The musical is sharper than the film on Labour and the trade union bureaucracy. Labour politician Barbara Castle is portrayed more accurately.
Castle is shown as initially taking the side of the bosses and actively discouraging the strikers. She declares, “I don’t mind strikes when the Tories are in, but they’re pissing on their own doorstep!”
The actor rightly received huge whoops and cheers for her incredible vocal performance. Her barnstormer of a song shows a politician passionately fighting for the idea that equal pay was an unrealistic demand.
Two scenes in particular give a brutally scathing picture of the union bureaucracy. In one scene union officials are in conversation and it’s “Comrade this”, “Comrade that”, but in reality they are stitching up the workers through making deals with management.
In another comically choreographed and hyperbolic scene, officials are shown enjoying a piss-up at TUC conference.
This is contrasted with the pressures piled onto the working class woman thrust into leading a strike, and how the sexism of the time chastised her as a neglectful mother and wife.
But the verdict on the union leaders has a welcome subtlety too.
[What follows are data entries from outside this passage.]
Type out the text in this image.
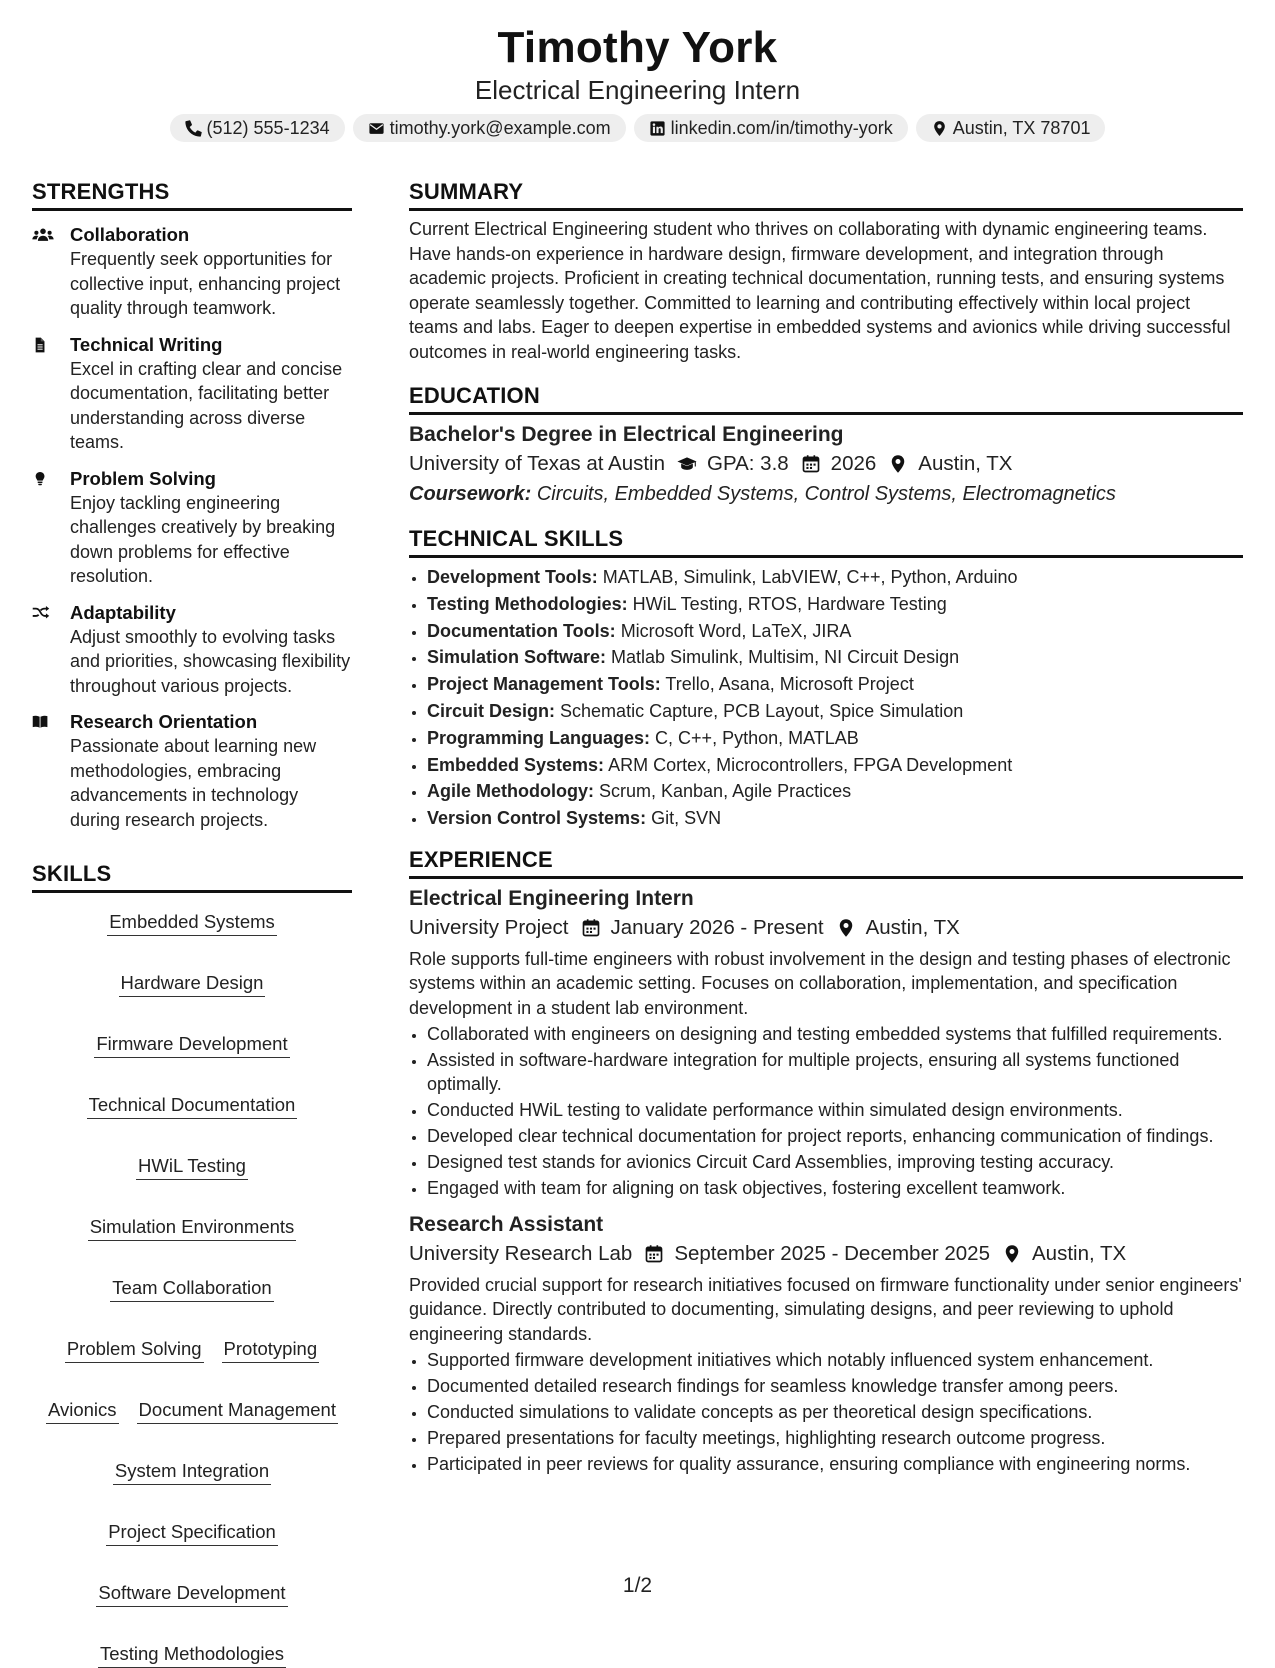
Timothy York
Electrical Engineering Intern
(512) 555-1234	timothy.york@example.com	linkedin.com/in/timothy-york	Austin, TX 78701
STRENGTHS
Collaboration
Frequently seek opportunities for collective input, enhancing project quality through teamwork.
Technical Writing
Excel in crafting clear and concise documentation, facilitating better understanding across diverse teams.
Problem Solving
Enjoy tackling engineering challenges creatively by breaking down problems for effective resolution.
Adaptability
Adjust smoothly to evolving tasks and priorities, showcasing flexibility throughout various projects.
Research Orientation
Passionate about learning new methodologies, embracing advancements in technology during research projects.
SKILLS
Embedded Systems
Hardware Design
Firmware Development
Technical Documentation
HWiL Testing
Simulation Environments
Team Collaboration
Problem Solving Prototyping
Avionics Document Management
System Integration
Project Specification
Software Development
Testing Methodologies
SUMMARY
Current Electrical Engineering student who thrives on collaborating with dynamic engineering teams. Have hands-on experience in hardware design, firmware development, and integration through academic projects. Proficient in creating technical documentation, running tests, and ensuring systems operate seamlessly together. Committed to learning and contributing effectively within local project teams and labs. Eager to deepen expertise in embedded systems and avionics while driving successful outcomes in real-world engineering tasks.
EDUCATION
Bachelor's Degree in Electrical Engineering
University of Texas at Austin GPA: 3.8 2026 Austin, TX
Coursework: Circuits, Embedded Systems, Control Systems, Electromagnetics
TECHNICAL SKILLS
• Development Tools: MATLAB, Simulink, LabVIEW, C++, Python, Arduino
• Testing Methodologies: HWiL Testing, RTOS, Hardware Testing
• Documentation Tools: Microsoft Word, LaTeX, JIRA
• Simulation Software: Matlab Simulink, Multisim, NI Circuit Design
• Project Management Tools: Trello, Asana, Microsoft Project
• Circuit Design: Schematic Capture, PCB Layout, Spice Simulation
• Programming Languages: C, C++, Python, MATLAB
• Embedded Systems: ARM Cortex, Microcontrollers, FPGA Development
• Agile Methodology: Scrum, Kanban, Agile Practices
• Version Control Systems: Git, SVN
EXPERIENCE
Electrical Engineering Intern
University Project January 2026 - Present Austin, TX
Role supports full-time engineers with robust involvement in the design and testing phases of electronic systems within an academic setting. Focuses on collaboration, implementation, and specification development in a student lab environment.
• Collaborated with engineers on designing and testing embedded systems that fulfilled requirements.
• Assisted in software-hardware integration for multiple projects, ensuring all systems functioned optimally.
• Conducted HWiL testing to validate performance within simulated design environments.
• Developed clear technical documentation for project reports, enhancing communication of findings.
• Designed test stands for avionics Circuit Card Assemblies, improving testing accuracy.
• Engaged with team for aligning on task objectives, fostering excellent teamwork.
Research Assistant
University Research Lab September 2025 - December 2025 Austin, TX
Provided crucial support for research initiatives focused on firmware functionality under senior engineers' guidance. Directly contributed to documenting, simulating designs, and peer reviewing to uphold engineering standards.
• Supported firmware development initiatives which notably influenced system enhancement.
• Documented detailed research findings for seamless knowledge transfer among peers.
• Conducted simulations to validate concepts as per theoretical design specifications.
• Prepared presentations for faculty meetings, highlighting research outcome progress.
• Participated in peer reviews for quality assurance, ensuring compliance with engineering norms.
1/2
Monty, the official for the factory, is pulled by pressures from the shop floor, but he is also influenced by his daily life with other officials and management.
There are brilliant moments that capture the insidious sexism and the gutsy challenging of it by working class women. One scene shows a disgustingly sexist male comedian down the local, spurting out line after line of moronic “the wife” jokes. The moment the angry mob of women workers hilariously turn on him coincides with confidence growing among them for the strike.
But perhaps the most interesting element is the song “Everybody Out!” The strike is declared and a miraculous staging manages to encompass the walkout and the women travelling to Liverpool to spread the action.
How they build momentum and solidarity in the strike is reminiscent of the experience of many current disputes, particularly the Doncaster Care UK and the St Mungo’s housing strikes. The momentum is shown as being carried on a wider political sense of fighting injustice, with frequent references to Martin Luther King and Rosa Parks.
The argument that comes through in the “Everybody Out!” scene—that there are critical moments in a strike where workers need to push outwards, and locate the key weak spot for the bosses and pour resources into hammering it—points to the need to demand support from union leaders in current disputes to win.
The imagery of war used in the next scene when we meet the US Ford’s CEO rightly conjures up the notion that the bosses will go to every length imaginable to smash a strike.
Don’t rob yourself of the opportunity to see these arguments—about Labour, trade union leaders, class and oppression—play out in a collective of thousands.